Through the open window came the scents of the blossoming fruit trees. The orchard was drenched in sunshine and the branches danced lazily in the breeze. The ground below fairly shone with white and yellow daisies. The red roses climbing in profusion over the casement mingled their perfume with the sweetly penetrating scent of the sea.
It was a place to dawdle in, to lie and dream away a whole afternoon, watching the sleepy butterflies. It was ideal for listening to the chorus of birds that seemed to fill every corner of the sky. I was already debating whether to linger and enjoy it instead of taking the strenuous pathway over the hills. But the old rustic suddenly turned his face towards me for the first time and began to speak.

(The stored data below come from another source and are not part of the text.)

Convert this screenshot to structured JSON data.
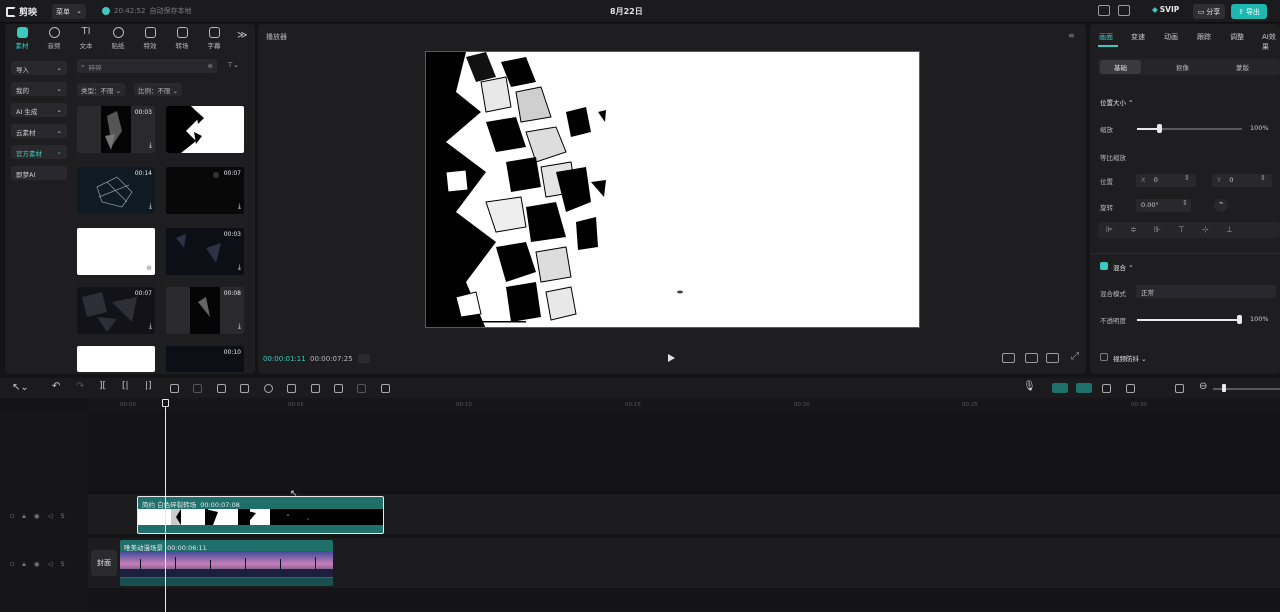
{
  "topbar": {
    "app_name": "剪映",
    "menu_label": "菜单",
    "save_time": "20:42:52",
    "save_text": "自动保存本地",
    "project_title": "8月22日",
    "svip_label": "SVIP",
    "share_label": "分享",
    "export_label": "导出"
  },
  "tools": [
    {
      "label": "素材",
      "icon": "media-icon"
    },
    {
      "label": "音频",
      "icon": "audio-icon"
    },
    {
      "label": "文本",
      "icon": "text-icon"
    },
    {
      "label": "贴纸",
      "icon": "sticker-icon"
    },
    {
      "label": "特效",
      "icon": "effects-icon"
    },
    {
      "label": "转场",
      "icon": "transition-icon"
    },
    {
      "label": "字幕",
      "icon": "caption-icon"
    }
  ],
  "categories": [
    {
      "label": "导入"
    },
    {
      "label": "我的"
    },
    {
      "label": "AI 生成"
    },
    {
      "label": "云素材"
    },
    {
      "label": "官方素材"
    },
    {
      "label": "即梦AI"
    }
  ],
  "search": {
    "value": "碎碎"
  },
  "filters": {
    "type": "类型：不限",
    "ratio": "比例：不限"
  },
  "thumbs": [
    {
      "dur": "00:03"
    },
    {
      "dur": ""
    },
    {
      "dur": "00:14"
    },
    {
      "dur": "00:07"
    },
    {
      "dur": ""
    },
    {
      "dur": "00:03"
    },
    {
      "dur": "00:07"
    },
    {
      "dur": "00:08"
    },
    {
      "dur": ""
    },
    {
      "dur": "00:10"
    }
  ],
  "player": {
    "title": "播放器",
    "current_time": "00:00:01:11",
    "total_time": "00:00:07:25"
  },
  "right_panel": {
    "tabs": [
      "画面",
      "变速",
      "动画",
      "跟踪",
      "调整",
      "AI效果"
    ],
    "subtabs": [
      "基础",
      "抠像",
      "蒙版"
    ],
    "section_position": "位置大小",
    "scale_label": "缩放",
    "scale_value": "100%",
    "uniform_label": "等比缩放",
    "pos_label": "位置",
    "pos_x_label": "X",
    "pos_x": "0",
    "pos_y_label": "Y",
    "pos_y": "0",
    "rotate_label": "旋转",
    "rotate_value": "0.00°",
    "section_blend": "混合",
    "blend_mode_label": "混合模式",
    "blend_mode_value": "正常",
    "opacity_label": "不透明度",
    "opacity_value": "100%",
    "section_stabilize": "视频防抖"
  },
  "ruler": [
    "00:00",
    "00:05",
    "00:10",
    "00:15",
    "00:20",
    "00:25",
    "00:30"
  ],
  "tracks": {
    "clip1_label": "简约 白色碎裂转场",
    "clip1_time": "00:00:07:08",
    "clip2_label": "唯美动漫场景",
    "clip2_time": "00:00:06:11",
    "cover_label": "封面"
  },
  "colors": {
    "accent": "#3ec9c0",
    "clip_teal": "#1f6f6b"
  }
}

His voice had a quiet dreamy note in it that was quite in harmony with the day and the scene. But it sounded far away, I thought, almost as though it came to me from outside. It seemed to emanate from out where the shadows were weaving their eternal tissue of dreams upon the garden floor. Moreover, there was no trace in it of the rough quality one might naturally have expected. Indeed, now seeing the man’s full face, I noted that the deep, gentle eyes seemed in keeping with his voice. It was far more consistent with the timbre of the voice than with the rough, countrified clothes and manner. His voice set pleasant waves of sound in motion towards me, and the actual words, if I remember rightly, were—
“You are a stranger in these parts?” or “Is not this part of the country strange to you?”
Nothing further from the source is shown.